There is one important restriction on iterator methods: you can't have both a return statement and a yield return statement in the same method. The following will not compile:

public IEnumerable<int> GetSingleDigitNumbers()
{
    int index = 0;
    while (index++ < 10)
        yield return index;
        
    yield return 50;
   
    // generates a compile time error: 
    var items = new int[] {100, 101, 102, 103, 104, 105, 106, 107, 108, 109 };
    return items;  
}

This restriction normally isn't a problem. You have a choice of either using yield return throughout the method, or separating the original method into multiple methods, some using return, and some using yield return.

You can modify the last method slightly to use yield return everywhere:

public IEnumerable<int> GetSingleDigitNumbers()
{
    int index = 0;
    while (index++ < 10)
        yield return index;
        
    yield return 50;
   
    var items = new int[] {100, 101, 102, 103, 104, 105, 106, 107, 108, 109 };
    foreach (var item in items)
        yield return item;
}

Sometimes, the right answer is to split an iterator method into two different methods. One that uses return, and a second that uses yield return. Consider a situation where you might want to return an empty collection, or the first 5 odd numbers, based on a boolean argument. You could write that as these two methods:

public IEnumerable<int> GetSingleDigitOddNumbers(bool getCollection)
{
    if (getCollection == false)
        return new int[0];
    else
        return IteratorMethod();
}

private IEnumerable<int> IteratorMethod()
{
    int index = 0;
    while (index++ < 10)
        if (index % 2 == 1)
            yield return index;
}

Look at the methods above. The first uses the standard return statement to return either an empty collection, or the iterator created by the second method. The second method uses the yield return statement to create the requested sequence.

Deeper Dive into foreach

The foreach statement expands into a standard idiom that uses the IEnumable<T> and IEnumerator<T> interfaces to iterate across all elements of a collection. It also minimizes errors developers make by not properly managing resources.
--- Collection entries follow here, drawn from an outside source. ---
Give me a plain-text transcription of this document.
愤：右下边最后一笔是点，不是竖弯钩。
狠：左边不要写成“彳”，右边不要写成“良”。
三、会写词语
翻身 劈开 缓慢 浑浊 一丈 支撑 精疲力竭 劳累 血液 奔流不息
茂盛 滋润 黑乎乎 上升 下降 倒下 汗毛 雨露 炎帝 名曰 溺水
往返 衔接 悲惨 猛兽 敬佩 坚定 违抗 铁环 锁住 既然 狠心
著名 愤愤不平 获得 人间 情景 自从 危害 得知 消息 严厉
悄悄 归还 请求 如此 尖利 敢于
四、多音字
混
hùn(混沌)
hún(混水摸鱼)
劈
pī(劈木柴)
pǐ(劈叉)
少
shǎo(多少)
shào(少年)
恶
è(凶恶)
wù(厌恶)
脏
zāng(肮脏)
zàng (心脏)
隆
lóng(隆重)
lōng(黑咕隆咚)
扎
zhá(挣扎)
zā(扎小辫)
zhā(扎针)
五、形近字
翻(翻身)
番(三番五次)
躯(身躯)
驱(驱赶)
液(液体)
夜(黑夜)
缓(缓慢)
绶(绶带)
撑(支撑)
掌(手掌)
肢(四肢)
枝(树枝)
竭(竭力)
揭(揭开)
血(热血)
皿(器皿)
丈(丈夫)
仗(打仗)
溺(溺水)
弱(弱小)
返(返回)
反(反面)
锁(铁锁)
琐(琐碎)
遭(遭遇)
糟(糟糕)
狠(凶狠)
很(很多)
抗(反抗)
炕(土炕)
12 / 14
The compiler translates the foreach loop shown in the first example into something similar to this construct:

IEnumerator<int> enumerator = collection.GetEnumerator();
while (enumerator.MoveNext())
{
    var item = enumerator.Current;
    Console.WriteLine(item.ToString());
}

The construct above represents the code generated by the C# compiler as of version 5 and above. Prior to version 5, the item variable had a different scope:

// C# versions 1 through 4:
IEnumerator<int> enumerator = collection.GetEnumerator();
int item = default(int);
while (enumerator.MoveNext())
{
    item = enumerator.Current;
    Console.WriteLine(item.ToString());
}

This was changed because the earlier behavior could lead to subtle and hard to diagnose bugs involving lambda expressions. See the section on lambda expressions for more information.
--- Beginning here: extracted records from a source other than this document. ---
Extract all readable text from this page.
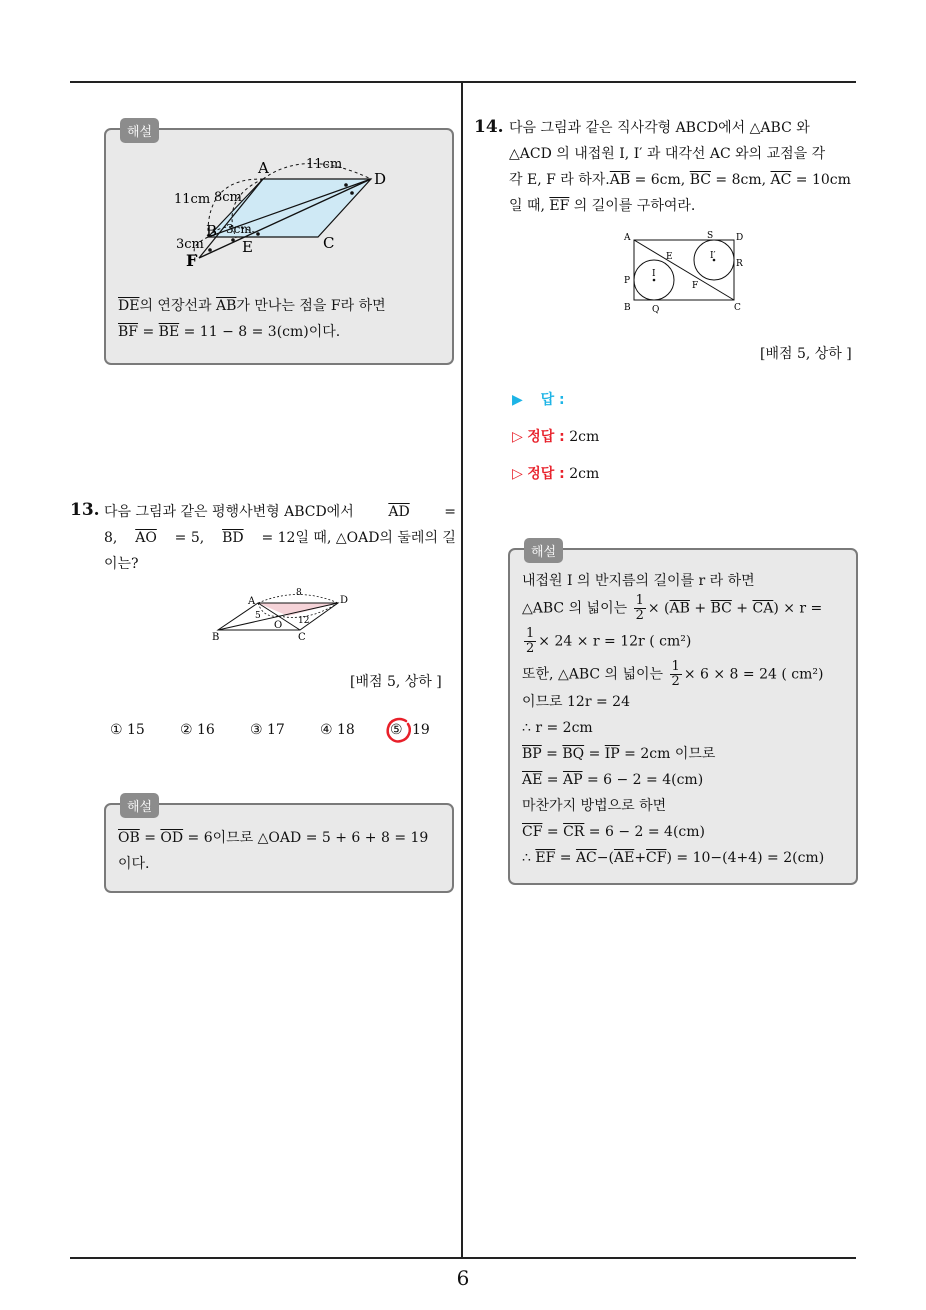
해설
A
D
B
C
E
F
11cm
11cm 8cm
3cm
3cm
$\overline{DE}$의 연장선과 $\overline{AB}$가 만나는 점을 F라 하면
$\overline{BF} = \overline{BE} = 11 - 8 = 3(cm)$이다.
13. 다음 그림과 같은 평행사변형 ABCD에서 $\overline{AD}$ =
8, $\overline{AO} = 5$, $\overline{BD} = 12$일 때, △OAD의 둘레의 길
이는?
A	D
B	C
O
8
5	12
[배점 5, 상하 ]
① 15	② 16	③ 17	④ 18	⑤ 19
해설
$\overline{OB} = \overline{OD} = 6$이므로 △OAD = 5 + 6 + 8 = 19
이다.
14. 다음 그림과 같은 직사각형 ABCD에서 △ABC 와
△ACD 의 내접원 I, I′ 과 대각선 AC 와의 교점을 각
각 E, F 라 하자$.\overline{AB} = 6cm$, $\overline{BC} = 8cm$, $\overline{AC} = 10cm$
일 때, $\overline{EF}$ 의 길이를 구하여라.
A	S	D
E	I′
R
P
I
F
B Q	C
[배점 5, 상하 ]
▶ 답 :
▷ 정답 : 2cm
▷ 정답 : 2cm
해설
내접원 I 의 반지름의 길이를 r 라 하면
△ABC 의 넓이는 $\frac{1}{2} \times (\overline{AB} + \overline{BC} + \overline{CA}) \times r$ =
$\frac{1}{2} \times 24 \times r = 12r$ ( cm²)
또한, △ABC 의 넓이는 $\frac{1}{2} \times 6 \times 8 = 24$ ( cm²)
이므로 12r = 24
∴ r = 2cm
$\overline{BP} = \overline{BQ} = \overline{IP} = 2cm$ 이므로
$\overline{AE} = \overline{AP} = 6 - 2 = 4(cm)$
마찬가지 방법으로 하면
$\overline{CF} = \overline{CR} = 6 - 2 = 4(cm)$
∴ $\overline{EF} = \overline{AC}-(\overline{AE}+\overline{CF}) = 10-(4+4) = 2(cm)$
6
The exact code generated by the compiler is somewhat more complicated, and handles situations where the object returned by GetEnumerator() implements the IDisposable interface. The full expansion generates code more like this:

{
    var enumerator = collection.GetEnumerator();
    try 
    {
        while (enumerator.MoveNext())
        {
            var item = enumerator.Current;
            Console.WriteLine(item.ToString());
        }
    } finally 
    {
        // dispose of enumerator.
    }
}

The manner in which the enumerator is disposed of depends on the characteristics of the type of enumerator. In the general case, the finally clause expands to:

finally 
{
   (enumerator as IDisposable)?.Dispose();
} 

However, if the type of enumerator is a sealed type and there is no implicit conversion from the type of enumerator to IDisposable, the finally clause expands to an empty block:

finally 
{
} 

If there is an implicit conversion from the type of enumerator to IDisposable, and enumerator is a non-nullable value type, the finally clause expands to:

finally 
{
   ((IDisposable)enumerator).Dispose();
} 

Thankfully, you don't need to remember all these details. The foreach statement handles all those nuances for you. The compiler will generate the correct code for any of these constructs.